I argue with myself, too. I hope you have more success than I do! ;-) In some cases, it is exceedingly difficult to condense the story down any further than the original story. In those cases, I just muddle though as best I can and leave it to the curious to read the rest of the story. In other cases, I've most likely missed a salient paragraph (or two). It happens. I'd estimate about half of my editing is done after 10pm, and that is usually after a full day at work.
I generally try to take a light tough in my editing. In short, if it passes a "sniff test", i.e. the story holds together for the most part, is not too terribly biased, and covers something that I sense would be of interest to the community, it'll probably make it out pretty much as received. The others, well, time and energy permitting, I'll give a go at those, too. I just make sure to cinch up my belt, take a deep breath, and dive in.
It is generally not my intention to try and force reading of TFA, though I have no doubts it has happened on more than a few occasions.
I have a similar view on this. Include the links to whatever was provided in the submission. If here is another "angle" that was published elsewhere, feel free to mention it, but it would be helpful to include why it was deemed interesting beyond what was already submitted.
Why do you think I'd be surprised? That has happened to me countless times on my submissions, too. Further, I've encountered the same thing when editing a story. Spend a bunch of time formatting it, reviewing the sources, and then find something that just doesn't jive.
In some cases, there are enough stories in the submission queue that I can just ignore this one and try a different story. In other cases, the empty story is yelling at me. Then, as much work as it will be, I find I need to dive in and just try to make a silk purse out of half a sow's ear.
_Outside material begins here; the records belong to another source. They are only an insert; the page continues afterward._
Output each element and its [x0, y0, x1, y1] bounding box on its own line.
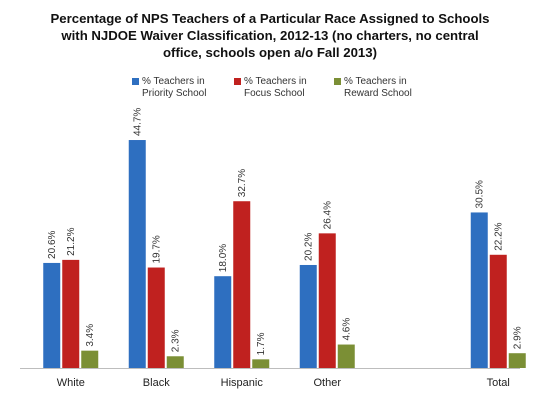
bar-priority-white: [43, 262, 61, 368]
bar-focus-black: [147, 267, 165, 368]
chart-title-line: Percentage of NPS Teachers of a Particul…: [50, 11, 490, 26]
bar-reward-white: [81, 350, 99, 368]
data-label: 2.9%: [513, 326, 524, 349]
legend-label-line: % Teachers in: [142, 76, 205, 87]
data-label: 32.7%: [237, 169, 248, 197]
x-tick-label: Other: [313, 377, 341, 389]
chart-title: Percentage of NPS Teachers of a Particul…: [20, 10, 520, 61]
bar-priority-other: [299, 264, 317, 368]
x-tick-label: Total: [487, 377, 510, 389]
bar-focus-hispanic: [233, 201, 251, 368]
legend-label-line: Priority School: [142, 88, 207, 99]
bar-reward-other: [337, 344, 355, 368]
bar-focus-total: [489, 254, 507, 368]
x-tick-label: White: [57, 377, 85, 389]
bar-priority-total: [470, 212, 488, 368]
data-label: 1.7%: [256, 332, 267, 355]
x-tick-label: Hispanic: [221, 377, 264, 389]
chart-title-line: office, schools open a/o Fall 2013): [163, 45, 377, 60]
data-label: 21.2%: [66, 227, 77, 255]
bar-reward-hispanic: [252, 359, 270, 368]
data-label: 22.2%: [494, 222, 505, 250]
bar-focus-other: [318, 233, 336, 368]
legend-swatch-priority: [132, 78, 139, 85]
legend-label-focus: % Teachers in Focus School: [244, 76, 334, 100]
legend-swatch-reward: [334, 78, 341, 85]
data-label: 19.7%: [152, 235, 163, 263]
bar-reward-total: [508, 353, 526, 368]
bar-priority-hispanic: [214, 276, 232, 368]
data-label: 4.6%: [342, 318, 353, 341]
legend-label-line: Reward School: [344, 88, 412, 99]
data-label: 18.0%: [218, 244, 229, 272]
bar-priority-black: [128, 140, 146, 368]
data-label: 20.6%: [47, 230, 58, 258]
legend-label-priority: % Teachers in Priority School: [142, 76, 232, 100]
data-label: 20.2%: [304, 233, 315, 261]
bar-focus-white: [62, 259, 80, 368]
legend-label-line: % Teachers in: [344, 76, 407, 87]
data-label: 3.4%: [85, 324, 96, 347]
data-label: 26.4%: [323, 201, 334, 229]
chart-legend: % Teachers in Priority School % Teachers…: [132, 76, 432, 110]
data-label: 44.7%: [133, 108, 144, 136]
x-tick-label: Black: [143, 377, 170, 389]
data-label: 30.5%: [475, 180, 486, 208]
chart-title-line: with NJDOE Waiver Classification, 2012-1…: [61, 28, 479, 43]
legend-swatch-focus: [234, 78, 241, 85]
bar-reward-black: [166, 356, 184, 368]
legend-label-reward: % Teachers in Reward School: [344, 76, 434, 100]
legend-label-line: Focus School: [244, 88, 305, 99]
legend-label-line: % Teachers in: [244, 76, 307, 87]
data-label: 2.3%: [171, 329, 182, 352]
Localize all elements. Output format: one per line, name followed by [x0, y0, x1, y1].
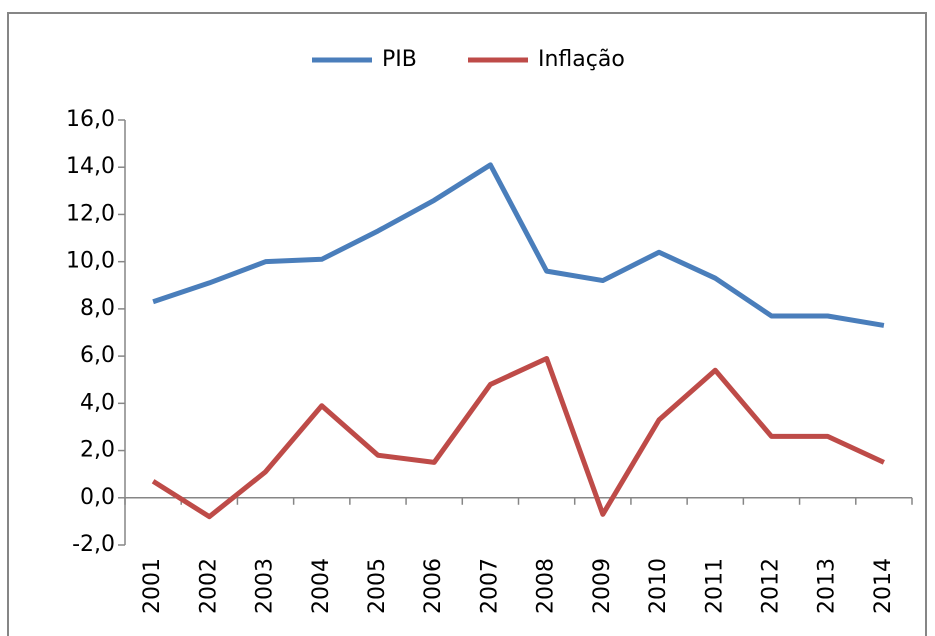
x-tick-label: 2001	[140, 558, 165, 614]
x-tick-label: 2002	[196, 558, 221, 614]
x-tick-label: 2010	[646, 558, 671, 614]
y-tick-label: 6,0	[80, 343, 115, 368]
y-tick-label: 4,0	[80, 390, 115, 415]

Going full circle, two of the bots submit little more than a URL, a title, and maybe a couple/few sentences at best. I'd sooner see the whole story be submitted, along with a caution that it includes the entire story text. That would be a flag to me that I cannot run the entire submission as a story and that I need to pare it down before pushing it out to the story queue. And that was a big part of the motivation for the original story's request -- trying to avoid a too-succinct story submission.
Okay, it is well nigh midnight and I am struggling to continue. I hope this response better explains my motivation and what I envisioned as a possible path that would improve things.
Good talking with you; I look forward to your response. (I'm terribly busy the next few days, so I apologize to you in advance if I do not respond to your reply immediately or even in short order.)